Plusieurs rumeurs et préoccupations sont enregistrées en ce mois de mars 2023 autour du processus électoral en République Démocratique du Congo. Elles sont principalement collectées dans des plates-formes numériques telles que Facebook, Whatsapp ou encore Twitter.
Comme lors des mois précédents, Kinshasa News Lab, programme éditorial de Next Corp., société éditrice des médias numériques dont ACTUALITE.CD, DESKECO.COM et DESKNATURE.COM, vous propose une analyse contextuelle sur l’une d’entre-elles : « Avec toutes les données biométriques que vous collectez, comment les gens s’inscrivent plus d’une fois avec les mêmes données pourtant uniques ? Ce n’est pas possible de détecter les doublons ? ».
Analyse
Plusieurs cas d’enregistrement multiple sont signalés depuis le début des opérations d’enrôlement des électeurs en RDC, à travers les trois (3) aires opérationnelles mises en place. La Commission électorale nationale indépendante (CENI) a même communiqué sur l’un des cas, annonçant non seulement l’avoir détecté, mais aussi traduit en justice les propres agents, réfractaires, à l’origine du forfait.
La population se pose alors la question de savoir, si avec toutes données biométriques notamment (empreinte, iris, etc.) recueillies sur une personne au moment de son enrôlement, il n’est pas possible d’éviter ou encore détecter les doublons ?
A en croire la CENI, la réponse à cette question est « Oui ». Il est possible de détecter les doublons. Mais, poursuit la centrale électorale, cette opération n’est possible qu’à la fin de l’ensemble du processus.
En effet, la CENI n’utilise pas un dispositif centralisé d’enregistrement des personnes enrôlées pour diverses raisons, notamment « le faible taux de pénétration d’internet dans notre pays, le manque d’infrastructures Internet adéquates et le sous-développement de nos milieux ruraux ».

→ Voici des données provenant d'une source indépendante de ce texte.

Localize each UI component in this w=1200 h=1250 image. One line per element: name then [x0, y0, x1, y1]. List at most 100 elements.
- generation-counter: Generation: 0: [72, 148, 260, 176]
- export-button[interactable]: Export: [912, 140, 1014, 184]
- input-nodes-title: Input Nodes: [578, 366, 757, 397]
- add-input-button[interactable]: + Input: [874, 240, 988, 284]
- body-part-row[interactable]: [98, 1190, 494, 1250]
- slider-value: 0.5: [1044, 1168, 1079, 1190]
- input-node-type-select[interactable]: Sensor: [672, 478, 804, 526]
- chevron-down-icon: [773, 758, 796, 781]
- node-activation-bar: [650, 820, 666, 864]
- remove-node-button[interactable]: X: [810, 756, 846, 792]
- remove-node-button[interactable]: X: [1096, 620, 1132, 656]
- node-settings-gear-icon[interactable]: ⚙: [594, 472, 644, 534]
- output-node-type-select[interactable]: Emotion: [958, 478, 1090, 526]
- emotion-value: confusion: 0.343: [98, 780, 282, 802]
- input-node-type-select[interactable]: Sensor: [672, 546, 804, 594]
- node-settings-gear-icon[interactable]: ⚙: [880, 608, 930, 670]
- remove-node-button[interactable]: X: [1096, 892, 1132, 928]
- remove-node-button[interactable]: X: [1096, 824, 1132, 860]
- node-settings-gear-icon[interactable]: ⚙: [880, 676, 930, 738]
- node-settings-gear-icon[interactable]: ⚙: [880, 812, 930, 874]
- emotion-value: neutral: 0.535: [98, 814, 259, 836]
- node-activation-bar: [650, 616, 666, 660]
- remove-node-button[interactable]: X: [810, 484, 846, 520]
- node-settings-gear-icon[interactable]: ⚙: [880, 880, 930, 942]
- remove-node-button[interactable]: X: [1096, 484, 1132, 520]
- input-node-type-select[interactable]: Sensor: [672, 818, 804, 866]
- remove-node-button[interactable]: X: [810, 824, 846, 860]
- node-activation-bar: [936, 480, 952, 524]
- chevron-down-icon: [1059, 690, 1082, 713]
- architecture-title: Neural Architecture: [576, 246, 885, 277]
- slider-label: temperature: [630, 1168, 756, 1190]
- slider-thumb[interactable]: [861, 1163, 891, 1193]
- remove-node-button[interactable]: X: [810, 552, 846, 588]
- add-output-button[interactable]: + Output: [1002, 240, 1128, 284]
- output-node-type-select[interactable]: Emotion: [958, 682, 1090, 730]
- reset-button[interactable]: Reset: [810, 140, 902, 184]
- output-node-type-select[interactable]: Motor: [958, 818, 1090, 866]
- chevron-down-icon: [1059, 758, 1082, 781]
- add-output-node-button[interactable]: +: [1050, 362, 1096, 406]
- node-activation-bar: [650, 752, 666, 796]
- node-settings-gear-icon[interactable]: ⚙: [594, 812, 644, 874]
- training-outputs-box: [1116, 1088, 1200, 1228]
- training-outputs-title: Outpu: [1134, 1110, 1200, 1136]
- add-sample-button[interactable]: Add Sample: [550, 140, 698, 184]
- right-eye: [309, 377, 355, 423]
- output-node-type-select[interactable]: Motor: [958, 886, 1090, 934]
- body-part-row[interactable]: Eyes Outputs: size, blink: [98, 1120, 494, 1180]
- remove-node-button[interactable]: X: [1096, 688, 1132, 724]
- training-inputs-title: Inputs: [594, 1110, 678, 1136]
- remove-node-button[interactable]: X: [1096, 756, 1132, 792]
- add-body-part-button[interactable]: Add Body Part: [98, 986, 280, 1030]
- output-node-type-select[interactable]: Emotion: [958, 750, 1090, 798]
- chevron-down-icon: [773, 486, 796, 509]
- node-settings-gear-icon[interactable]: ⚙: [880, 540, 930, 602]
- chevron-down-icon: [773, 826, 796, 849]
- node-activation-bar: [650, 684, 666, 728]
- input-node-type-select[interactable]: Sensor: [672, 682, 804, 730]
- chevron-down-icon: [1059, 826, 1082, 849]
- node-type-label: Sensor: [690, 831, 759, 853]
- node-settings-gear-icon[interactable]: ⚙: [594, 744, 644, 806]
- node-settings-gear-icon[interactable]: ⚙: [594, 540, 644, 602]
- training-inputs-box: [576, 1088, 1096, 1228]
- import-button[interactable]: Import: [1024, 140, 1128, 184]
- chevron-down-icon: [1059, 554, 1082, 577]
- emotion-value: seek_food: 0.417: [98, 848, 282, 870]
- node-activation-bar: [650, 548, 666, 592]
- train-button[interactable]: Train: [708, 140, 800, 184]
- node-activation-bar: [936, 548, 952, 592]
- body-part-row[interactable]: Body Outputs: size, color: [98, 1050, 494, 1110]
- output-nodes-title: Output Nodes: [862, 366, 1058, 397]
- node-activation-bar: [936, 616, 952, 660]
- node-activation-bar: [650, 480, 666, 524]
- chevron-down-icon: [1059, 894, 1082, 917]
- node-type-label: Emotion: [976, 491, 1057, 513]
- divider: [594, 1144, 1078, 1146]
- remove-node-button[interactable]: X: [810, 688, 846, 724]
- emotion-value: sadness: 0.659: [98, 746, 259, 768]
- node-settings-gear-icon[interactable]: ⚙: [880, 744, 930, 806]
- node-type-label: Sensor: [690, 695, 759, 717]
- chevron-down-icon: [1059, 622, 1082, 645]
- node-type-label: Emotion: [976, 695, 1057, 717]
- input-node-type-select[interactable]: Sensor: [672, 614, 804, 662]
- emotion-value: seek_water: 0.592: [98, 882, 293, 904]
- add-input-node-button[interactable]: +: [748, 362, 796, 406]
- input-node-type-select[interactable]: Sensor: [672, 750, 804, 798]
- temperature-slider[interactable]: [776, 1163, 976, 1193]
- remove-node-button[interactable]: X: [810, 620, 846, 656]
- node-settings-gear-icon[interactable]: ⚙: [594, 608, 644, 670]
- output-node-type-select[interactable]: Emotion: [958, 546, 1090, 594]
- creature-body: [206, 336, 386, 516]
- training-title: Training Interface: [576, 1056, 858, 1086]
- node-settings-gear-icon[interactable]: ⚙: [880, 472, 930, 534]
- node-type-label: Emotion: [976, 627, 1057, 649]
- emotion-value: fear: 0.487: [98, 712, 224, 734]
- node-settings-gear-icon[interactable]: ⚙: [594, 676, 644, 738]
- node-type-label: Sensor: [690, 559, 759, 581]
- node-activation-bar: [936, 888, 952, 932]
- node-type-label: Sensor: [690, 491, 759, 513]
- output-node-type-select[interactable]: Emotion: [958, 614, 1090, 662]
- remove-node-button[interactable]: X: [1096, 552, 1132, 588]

De ce fait, chaque kit d’enrôlement ne détient que les informations qu’il a stockées. À la fin de l’opération, chaque antenne de la CENI compile les données reçues au quotidien depuis les centres d’enrôlement pour remonter au niveau du centre national de transmission situé à Kinshasa. C’est ce dernier qui, à son tour, élague les doublons pour fournir un fichier assaini et fiable qui va constituer le fichier électoral d’où sortira les listes des électeurs.
« Tous les traitements de nettoyage se font après centralisation. Donc vous pouvez vous enrôler plusieurs fois, mais après vérification, la CENI va vous traquer et vous radier. Idem pour les mineurs enrôlés, grâce aux photos. Le système de nettoyage s’avère très efficace, il a fait ses preuves », précise Yves Kota, directeur chargé de l’informatique de la CENI.
Il est à indiquer que seuls les électeurs validés dans le fichier final auront droit au vote. Ceci revient à dire que même en ayant obtenu plusieurs cartes d’électeurs, une seule sera retenue dans le fichier et vous n’aurez droit qu’à une seule voix, car vous n’allez apparaître qu’une fois sur la liste des électeurs.